Regardless of your personal feelings about vaccinations (and we get it, we want everyone vaccinated, too), it is a personal choice — one that each individual weighs differently. For example, a vaccine for children under 12 is still not approved (though it could be by Halloween, according to a report by CNN.) “Remind guests with kids under 12 that you understand their predicament and they should make the best choice for their families,” says Wellington. Here’s one suggested phrasing:
“With the ever-changing pandemic and availability of vaccines, we have decided to move forward with putting in a requirement for our guests to be vaccinated to attend. We want our guest to be safe, especially those who are immunocompromised. Please know that this is an uncomfortable email for us to send knowing that the information may be personal for you and your family situation. We are trying to make the best decision for everyone included. We are still excited, albeit saddened and frustrated with all of the decisions that we did not intend on having to engage with.” — Example provided by Tiffany Chalk Events
Have a plan B.
Yep, in the age of COVID, that’s obvious — but necessary. Chalk says she is working with couples in the event strict social-distancing goes into effect. Or, consider simply holding an outdoor event, adds Boyle: “It has the most air flow and flexibility for adaptions. An outdoor event also provides the least amount of potential for COVID issues or safety protocols to force an adjustment of your plans.”
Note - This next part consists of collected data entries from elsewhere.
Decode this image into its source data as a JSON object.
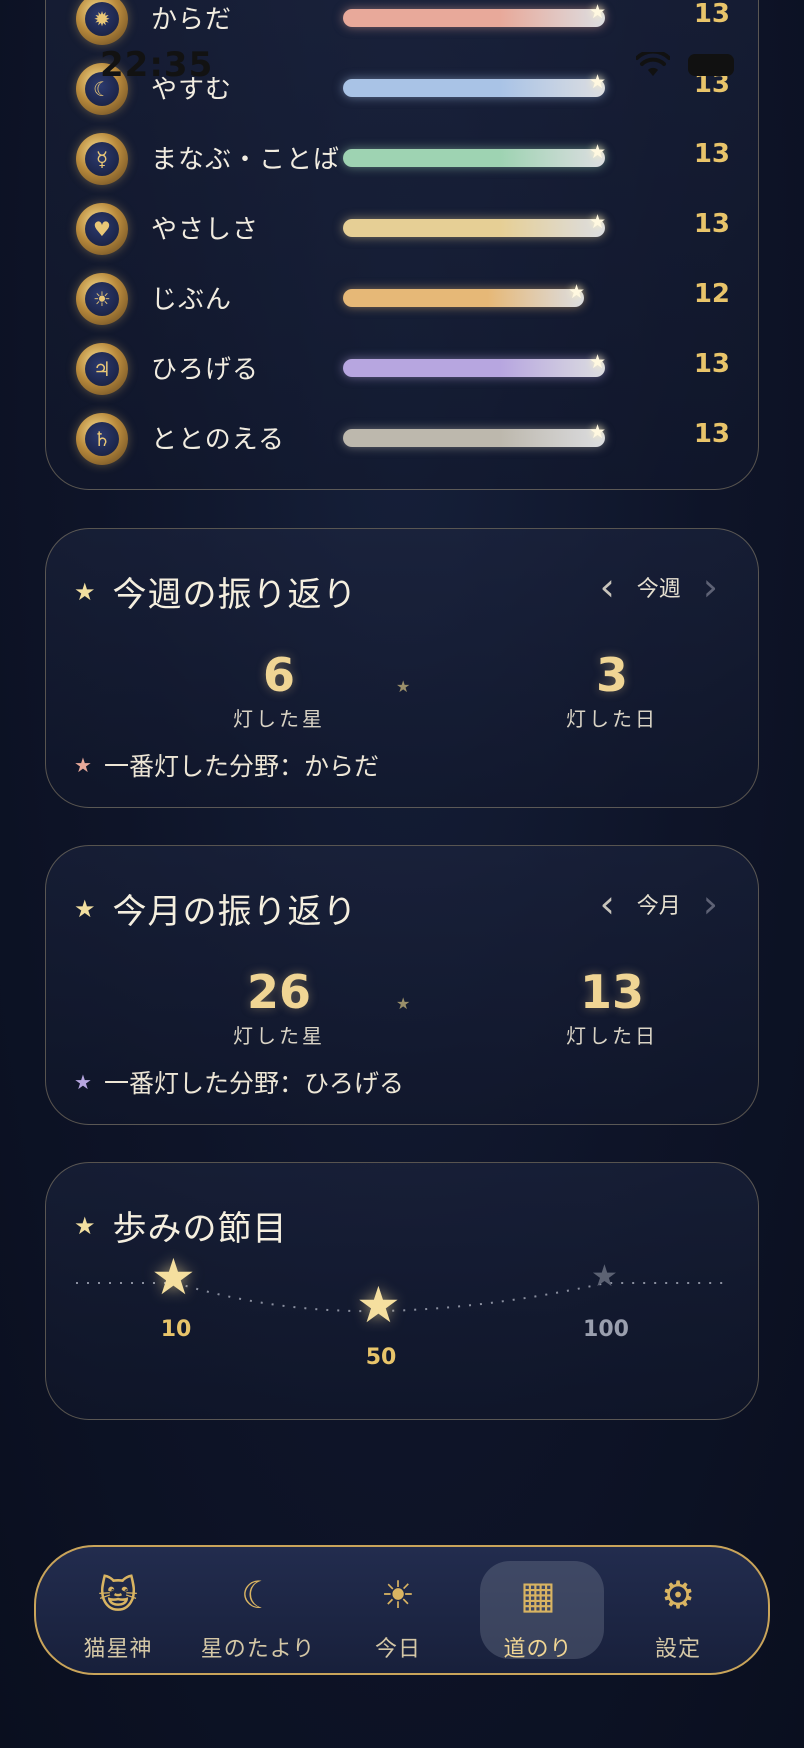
{
  "status_bar": {
    "time": "22:35"
  },
  "categories": [
    {
      "label": "からだ",
      "count": "13",
      "progress": 1.0,
      "color": "#e8a99a",
      "icon": "flame-medal-icon",
      "glyph": "✹"
    },
    {
      "label": "やすむ",
      "count": "13",
      "progress": 1.0,
      "color": "#a9c3e6",
      "icon": "moon-medal-icon",
      "glyph": "☾"
    },
    {
      "label": "まなぶ・ことば",
      "count": "13",
      "progress": 1.0,
      "color": "#9ed3b2",
      "icon": "mercury-medal-icon",
      "glyph": "☿"
    },
    {
      "label": "やさしさ",
      "count": "13",
      "progress": 1.0,
      "color": "#e6cf95",
      "icon": "heart-medal-icon",
      "glyph": "♥"
    },
    {
      "label": "じぶん",
      "count": "12",
      "progress": 0.92,
      "color": "#e6b877",
      "icon": "sun-medal-icon",
      "glyph": "☀"
    },
    {
      "label": "ひろげる",
      "count": "13",
      "progress": 1.0,
      "color": "#b7a6e0",
      "icon": "jupiter-medal-icon",
      "glyph": "♃"
    },
    {
      "label": "ととのえる",
      "count": "13",
      "progress": 1.0,
      "color": "#bdb8ad",
      "icon": "saturn-medal-icon",
      "glyph": "♄"
    }
  ],
  "weekly": {
    "title": "今週の振り返り",
    "period": "今週",
    "stars": "6",
    "stars_caption": "灯した星",
    "days": "3",
    "days_caption": "灯した日",
    "best_field": "一番灯した分野：からだ",
    "best_color": "#e8a99a"
  },
  "monthly": {
    "title": "今月の振り返り",
    "period": "今月",
    "stars": "26",
    "stars_caption": "灯した星",
    "days": "13",
    "days_caption": "灯した日",
    "best_field": "一番灯した分野：ひろげる",
    "best_color": "#b7a6e0"
  },
  "milestones": {
    "title": "歩みの節目",
    "items": [
      {
        "label": "10",
        "achieved": true
      },
      {
        "label": "50",
        "achieved": true
      },
      {
        "label": "100",
        "achieved": false
      }
    ]
  },
  "tabs": [
    {
      "label": "猫星神",
      "icon": "cat-medal-icon",
      "glyph": "😺",
      "active": false
    },
    {
      "label": "星のたより",
      "icon": "crescent-moon-icon",
      "glyph": "☾",
      "active": false
    },
    {
      "label": "今日",
      "icon": "sun-icon",
      "glyph": "☀",
      "active": false
    },
    {
      "label": "道のり",
      "icon": "calendar-icon",
      "glyph": "▦",
      "active": true
    },
    {
      "label": "設定",
      "icon": "gear-icon",
      "glyph": "⚙",
      "active": false
    }
  ]
}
Remember, accountability is key.
“We are advising our couples to do whatever makes them feel comfortable,” says Kristin Phalines Kyle Michelle Weddings, whose team worked on a wedding back in August at the Ballroom at Ellis Preserve in Newtown Square, in which the couple’s invite read, “Black tie optional, vaccine preferred.” (Delaware County has different COVID guidance than Philly.) “For some that means writing ‘vaccines preferred’ on their invitations or websites. For others, they would like a negative COVID test prior to arriving. … However, while masks are making a comeback, couples are leaving that decision up to their guests based on their comfort level. I think what couples want the most is for them to be allowed to host weddings and that venues are allowed to remain open! As a wedding guest, you are responsible for making the safest decision for yourself. Get vaccinated. Wear a mask. Stay home if you are sick and lastly only come if you are comfortable in a large group.”
Most importantly, adds Wellington: “Don’t let emotions get the best of you if a wedding-party member or guest refuses to get vaccinated. At the end of the day, you’ll want to be surrounded by those who respect your wishes to keep everyone safe.”